Something was scraping gently at the kitchen window… tapping lightly, softly, scratching furtively at the pane of glass.
It was like the sound made by a branch of ivy when it has broken loose from the trunk and, bending downwards, teases a window or a porch, disturbed and restless with every breath of wind. But there was no ivy on the slate walls of Jamaica Inn, and the shutters were bare.
The scraping continued, persuasive and undaunted, tap… tap… like the drumming of a beak; tap… tap… like the four fingers of a hand.
There was no other sound in the kitchen except the frightened breathing of Aunt Patience, whose hand crept out across the table to her niece. Mary watched the landlord as he stood motionless on the kitchen floor, his figure shadowed monstrously on the ceiling, and she saw his lips blue through the dark stubble of his beard. Then he bent forward, crouching on tiptoe like a cat, and, sliding his hand along the floor, his fingers fastened themselves upon his gun that stood against the further chair, never once taking his eyes from the chink of light between the shutters.
Mary swallowed, her throat dry as dust; whether the thing behind the window was friend or enemy to herself made the suspense more poignant, but in spite of her hopes the thumping of her heart told her that fear was infectious, as were the beads of perspiration on her uncle's face. Her hands wandered to her mouth, trembling and clammy.
For a moment he waited beside the closed shutters, and then he sprang forward, tearing at the hinge and pulling them apart, the grey light of afternoon slanting at once into the room. A man stood outside the window, his livid face pressed against the pane, his broken teeth gaping in an evil grin.

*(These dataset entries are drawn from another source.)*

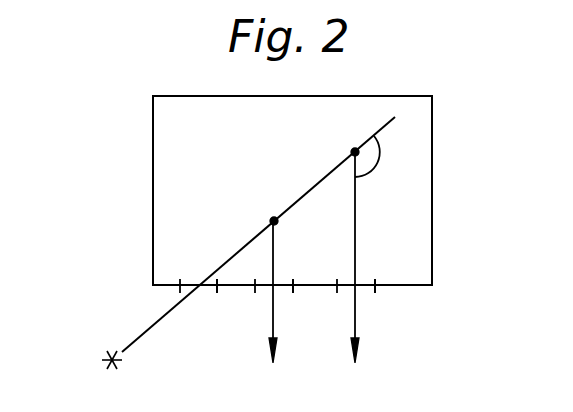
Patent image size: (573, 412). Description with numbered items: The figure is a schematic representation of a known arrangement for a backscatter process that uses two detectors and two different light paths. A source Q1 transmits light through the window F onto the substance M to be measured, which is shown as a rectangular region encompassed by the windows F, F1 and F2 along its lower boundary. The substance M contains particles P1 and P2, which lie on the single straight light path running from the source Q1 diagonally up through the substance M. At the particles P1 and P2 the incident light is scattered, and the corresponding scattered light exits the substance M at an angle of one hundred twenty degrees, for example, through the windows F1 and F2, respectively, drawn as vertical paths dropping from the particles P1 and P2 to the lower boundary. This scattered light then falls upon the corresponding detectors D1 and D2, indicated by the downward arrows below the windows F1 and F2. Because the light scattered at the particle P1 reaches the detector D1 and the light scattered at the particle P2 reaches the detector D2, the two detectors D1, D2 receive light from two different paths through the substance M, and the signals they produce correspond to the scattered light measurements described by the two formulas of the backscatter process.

The substance to be measured M is at (177, 137).
The source Q1 is at (95, 376).
The particle P1 is at (271, 219).
The particle P2 is at (352, 150).
The detector D1 is at (277, 311).
The detector D2 is at (357, 276).
The window F is at (203, 289).
The window F1 is at (280, 288).
The window F2 is at (362, 288).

It was Harry the pedlar…. Joss Merlyn swore and threw open the window. "God damn you, come inside, can't you? he shouted. "Do you want a bullet in your guts, you blasted fool? You've had me here standing like a deaf-mute for five minutes, with my gun trained on your belly. Unbolt the door, Mary; don't lean against the wall there like a ghost. There's nerves enough in this house without you turning sour." Like all men who have been badly scared, he threw the blame of his own panic upon the shoulders of another and now blustered to reassure himself. Mary crossed slowly to the door. The sight of the pedlar brought back a vivid memory of her struggle in the lane, and reaction came swift upon her. Her nausea and disgust returned in force, and she could not look upon him. She opened the door without a word, screening herself behind it, and when he came into the kitchen she turned at once and went to the dull fire, piling the turf upon the embers mechanically, her back towards him. "Well, have you brought news?" questioned the landlord.
The pedlar smacked his lips in reply and jerked his thumb over his shoulder.

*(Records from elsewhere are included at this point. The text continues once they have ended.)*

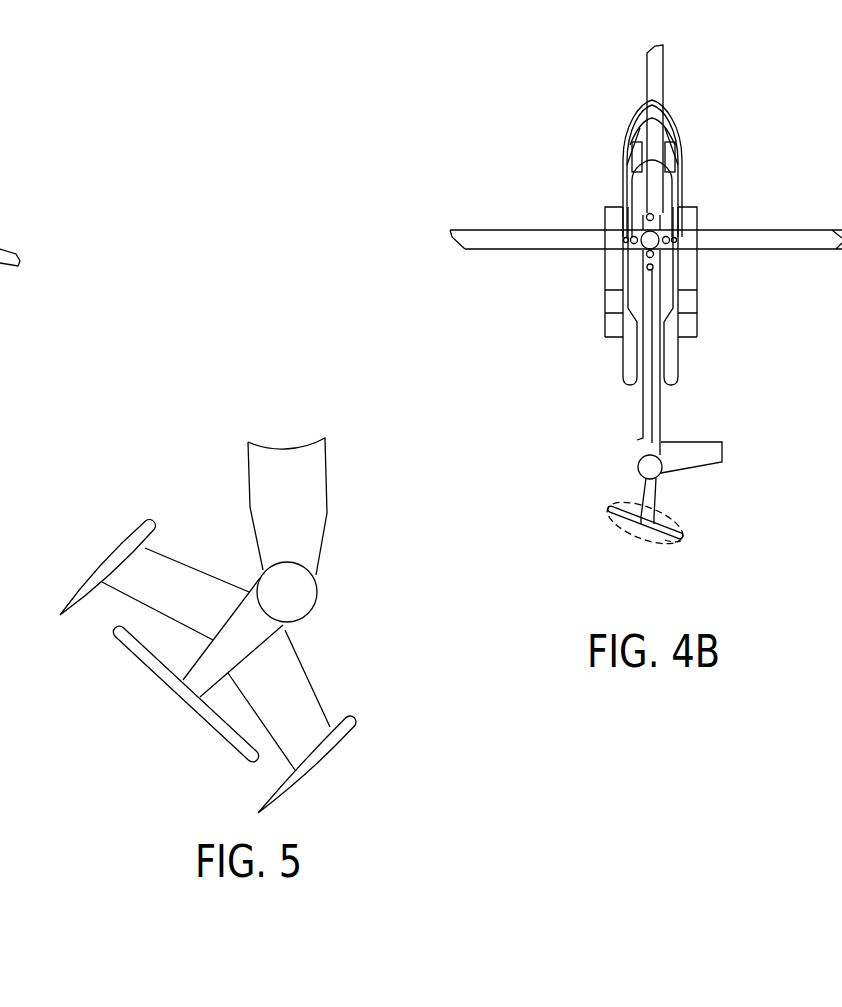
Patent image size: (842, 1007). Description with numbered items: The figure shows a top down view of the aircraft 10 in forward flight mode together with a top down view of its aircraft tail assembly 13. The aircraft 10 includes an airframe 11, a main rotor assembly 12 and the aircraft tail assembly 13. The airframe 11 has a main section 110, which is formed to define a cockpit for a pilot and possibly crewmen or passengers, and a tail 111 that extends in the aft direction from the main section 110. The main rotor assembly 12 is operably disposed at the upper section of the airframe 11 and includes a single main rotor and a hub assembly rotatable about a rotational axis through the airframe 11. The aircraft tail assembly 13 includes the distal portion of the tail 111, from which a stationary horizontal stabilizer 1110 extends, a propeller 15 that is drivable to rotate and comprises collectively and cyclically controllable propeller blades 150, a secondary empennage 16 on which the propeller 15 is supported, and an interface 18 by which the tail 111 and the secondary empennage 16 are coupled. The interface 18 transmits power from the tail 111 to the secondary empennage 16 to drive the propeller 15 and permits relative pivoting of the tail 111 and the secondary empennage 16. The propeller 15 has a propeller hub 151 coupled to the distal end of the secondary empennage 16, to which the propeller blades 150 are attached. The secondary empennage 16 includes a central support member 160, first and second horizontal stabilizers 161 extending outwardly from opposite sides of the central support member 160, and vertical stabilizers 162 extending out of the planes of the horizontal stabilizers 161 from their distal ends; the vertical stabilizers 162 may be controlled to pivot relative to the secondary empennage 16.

In FIG. 4B, the aircraft 10 is at (614, 97).
In FIG. 4B, the airframe 11 is at (675, 168).
In FIG. 4B, the main rotor assembly 12 is at (628, 233).
In FIG. 4B, the main section 110 is at (612, 270).
In FIG. 4B, the tail 111 is at (665, 417).
In FIG. 5, the tail 111 is at (318, 467).
In FIG. 4B, the stationary horizontal stabilizer 1110 is at (722, 450).
In FIG. 4B, the interface 18 is at (653, 470).
In FIG. 5, the interface 18 is at (303, 605).
In FIG. 4B, the secondary empennage 16 is at (650, 488).
In FIG. 5, the secondary empennage 16 is at (278, 630).
In FIG. 4B, the propeller 15 is at (623, 527).
In FIG. 5, the propeller 15 is at (182, 692).
In FIG. 4B, the aircraft tail assembly 13 is at (606, 548).
In FIG. 4B, the propeller hub 151 is at (647, 533).
In FIG. 4B, the propeller blades 150 is at (672, 543).
In FIG. 5, the vertical stabilizers 162 is at (117, 552).
In FIG. 5, the horizontal stabilizers 161 is at (145, 598).
In FIG. 5, the central support member 160 is at (233, 673).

"The country's gone up in smoke," he said. "Every cluttering tongue in Cornwall, from the Tamar to St. Ives. I was in Bodmin this forenoon; the town was ringing with it, and they're hot mad for blood and justice too. Last night I slept at Camelford, every man jack in the place shaking his fist in the air and blabbing to his neighbour. There'll only be one end to this storm, Joss, and you know the name for it, don't you?"